Cell phone resellers stock depreciating assets (phones decrease in value over time), which motivates them to sell their inventory as quickly as possible. Pursuing quick sales is also a smart business strategy for any high-volume, low-margin business. But just how high volume is your business? That’s what inventory turnover will tell you.
Let’s define inventory turnover: It is the number of times all devices in stock are sold over a given period, anywhere from a day to a year. Understanding inventory turns provides guidance on how frequently you’ll need to restock, and how soon you’ll have funds available for the next round of wholesale purchases.
Inventory turnover is calculated as the cost of goods sold (COGS) divided by the average value of inventory. The average value of inventory is simply beginning inventory plus ending inventory divided by two.
Example of Inventory Turnover
For a deeper understanding of inventory turnover, let’s walk through a practical example for a cell phone reseller.
- Bob’s Phone Store buys $450,000 worth of devices every two weeks. He sells his inventory for $500,000, giving him $50,000 of profit.
- Since his buying and selling cycle takes two weeks, he operates two cycles a month, for a monthly profit of $100,000.
- To calculate his average monthly inventory, we take his starting inventory of $450K + his ending inventory of $450K and divide by 2, to equal $450K.

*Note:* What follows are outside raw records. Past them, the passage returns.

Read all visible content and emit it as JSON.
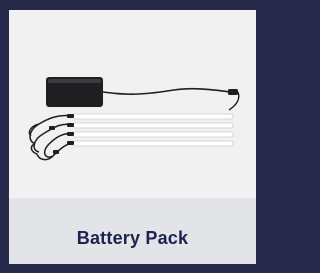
{
  "product_card": {
    "title": "Battery Pack",
    "image": {
      "subject": "battery-pack-with-led-light-bars",
      "background_color": "#f1f1f2"
    }
  },
  "colors": {
    "page_background": "#26294a",
    "card_background": "#e2e4e8",
    "title_color": "#1e2350"
  }
}
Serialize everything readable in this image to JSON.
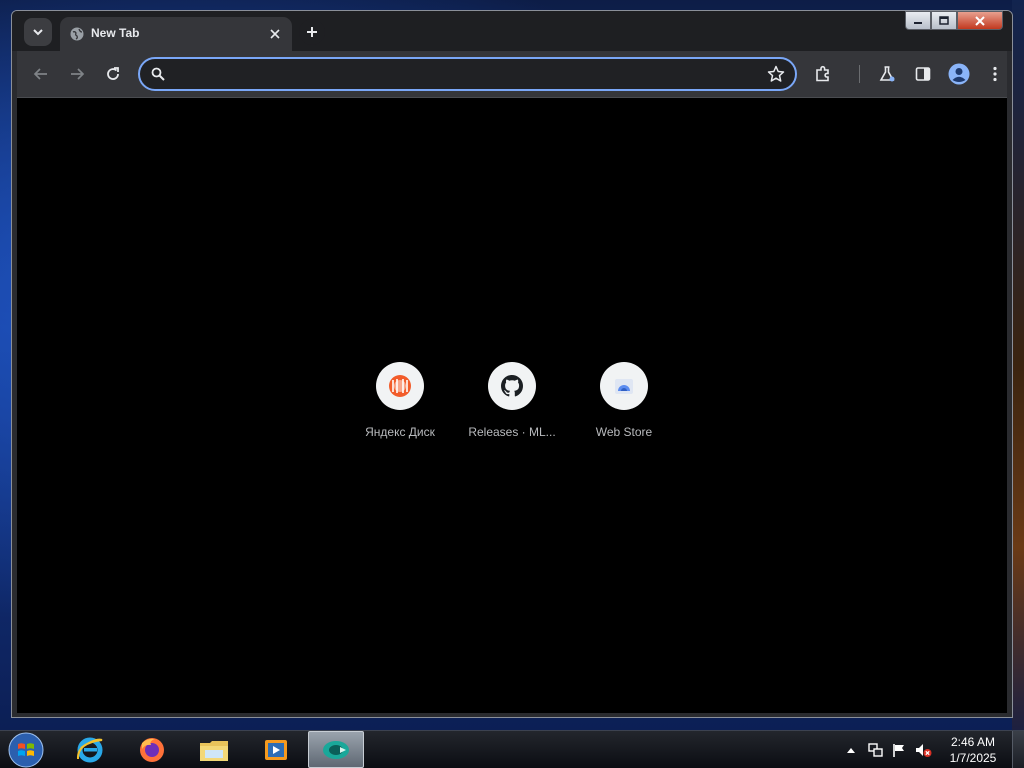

- Now we can determine his inventory turns. His COGS is $900,000 a month. We divide COGS by average inventory. $900K/$450K = 2 inventory turns a month.
Bob turned his inventory twice in a month, at a 10% profit margin, which is mathematically the same as selling his inventory once a month at a 20% margin. Which is the better business practice? Are more turns better?

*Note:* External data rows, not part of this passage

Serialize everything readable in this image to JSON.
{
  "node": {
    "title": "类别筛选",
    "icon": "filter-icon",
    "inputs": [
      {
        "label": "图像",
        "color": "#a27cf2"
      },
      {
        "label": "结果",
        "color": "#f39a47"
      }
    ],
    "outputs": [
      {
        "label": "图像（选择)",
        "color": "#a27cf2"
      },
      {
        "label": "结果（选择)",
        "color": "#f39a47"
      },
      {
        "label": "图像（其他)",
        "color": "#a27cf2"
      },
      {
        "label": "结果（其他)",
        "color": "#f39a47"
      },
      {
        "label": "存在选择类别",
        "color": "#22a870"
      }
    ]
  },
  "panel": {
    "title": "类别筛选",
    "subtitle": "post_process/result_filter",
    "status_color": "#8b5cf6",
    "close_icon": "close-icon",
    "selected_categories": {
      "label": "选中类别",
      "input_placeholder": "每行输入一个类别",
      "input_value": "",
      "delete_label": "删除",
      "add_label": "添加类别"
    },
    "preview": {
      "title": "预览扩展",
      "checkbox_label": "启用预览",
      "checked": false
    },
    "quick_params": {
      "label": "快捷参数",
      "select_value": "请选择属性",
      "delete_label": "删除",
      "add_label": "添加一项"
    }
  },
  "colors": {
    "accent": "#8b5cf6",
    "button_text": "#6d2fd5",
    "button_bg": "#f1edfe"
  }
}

Your Goal: More Inventory Turns
For phone resellers with low-margin, depreciating stock, it’s safer to have more turns—that gives your devices less time to decline in value and allows you to sell them at more competitive prices (not allowing for much depreciation time). More turns also improve cash flow, as your capital doesn’t spend as much time locked into stock, and you don’t need to set aside as much capital to make purchases. The key to being able to make more inventory turns is to have a steady supply of well-graded wholesale phones.

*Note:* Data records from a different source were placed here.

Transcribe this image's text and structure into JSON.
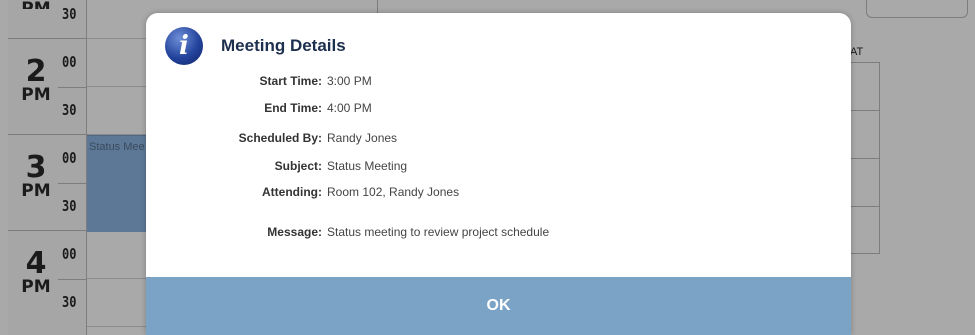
{
  "calendar": {
    "hours": [
      {
        "hour": "",
        "ampm": "PM",
        "min_00": "",
        "min_30": "30"
      },
      {
        "hour": "2",
        "ampm": "PM",
        "min_00": "00",
        "min_30": "30"
      },
      {
        "hour": "3",
        "ampm": "PM",
        "min_00": "00",
        "min_30": "30"
      },
      {
        "hour": "4",
        "ampm": "PM",
        "min_00": "00",
        "min_30": "30"
      }
    ],
    "event_label": "Status Mee",
    "sat_label": "AT"
  },
  "modal": {
    "title": "Meeting Details",
    "icon": "info-icon",
    "icon_glyph": "i",
    "details": [
      {
        "label": "Start Time:",
        "value": "3:00 PM"
      },
      {
        "label": "End Time:",
        "value": "4:00 PM"
      },
      {
        "label": "Scheduled By:",
        "value": "Randy Jones"
      },
      {
        "label": "Subject:",
        "value": "Status Meeting"
      },
      {
        "label": "Attending:",
        "value": "Room 102, Randy Jones"
      },
      {
        "label": "Message:",
        "value": "Status meeting to review project schedule"
      }
    ],
    "ok_label": "OK"
  },
  "colors": {
    "overlay": "#9a9a9a",
    "ok_bar": "#7ba3c6",
    "title": "#1d2f4f",
    "event": "#5d7897"
  }
}
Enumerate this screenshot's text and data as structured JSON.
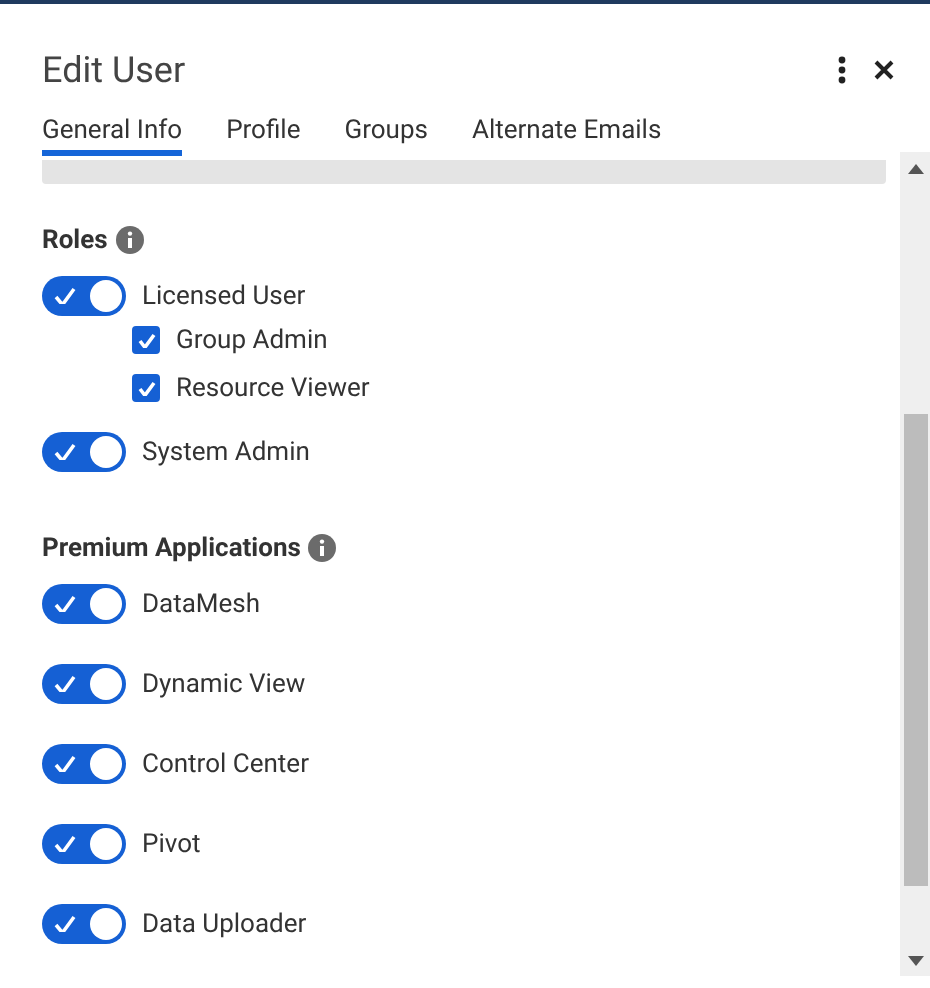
{
  "dialog": {
    "title": "Edit User"
  },
  "tabs": [
    {
      "label": "General Info",
      "selected": true
    },
    {
      "label": "Profile",
      "selected": false
    },
    {
      "label": "Groups",
      "selected": false
    },
    {
      "label": "Alternate Emails",
      "selected": false
    }
  ],
  "sections": [
    {
      "title": "Roles",
      "items": [
        {
          "label": "Licensed User",
          "on": true,
          "children": [
            {
              "label": "Group Admin",
              "checked": true
            },
            {
              "label": "Resource Viewer",
              "checked": true
            }
          ]
        },
        {
          "label": "System Admin",
          "on": true
        }
      ]
    },
    {
      "title": "Premium Applications",
      "items": [
        {
          "label": "DataMesh",
          "on": true
        },
        {
          "label": "Dynamic View",
          "on": true
        },
        {
          "label": "Control Center",
          "on": true
        },
        {
          "label": "Pivot",
          "on": true
        },
        {
          "label": "Data Uploader",
          "on": true
        }
      ]
    }
  ]
}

Keep an Eye on Daily Turns
In the example of Bob’s store, we used a monthly calculation of inventory turnover. For an even more detailed view of the risk the business is carrying, measure turns on a daily basis.
Now that you understand the importance of quick inventory turnover, it’s a good idea to consider building a relationship with a reliable wholesale phone supplier who can rapidly get you the stock you need.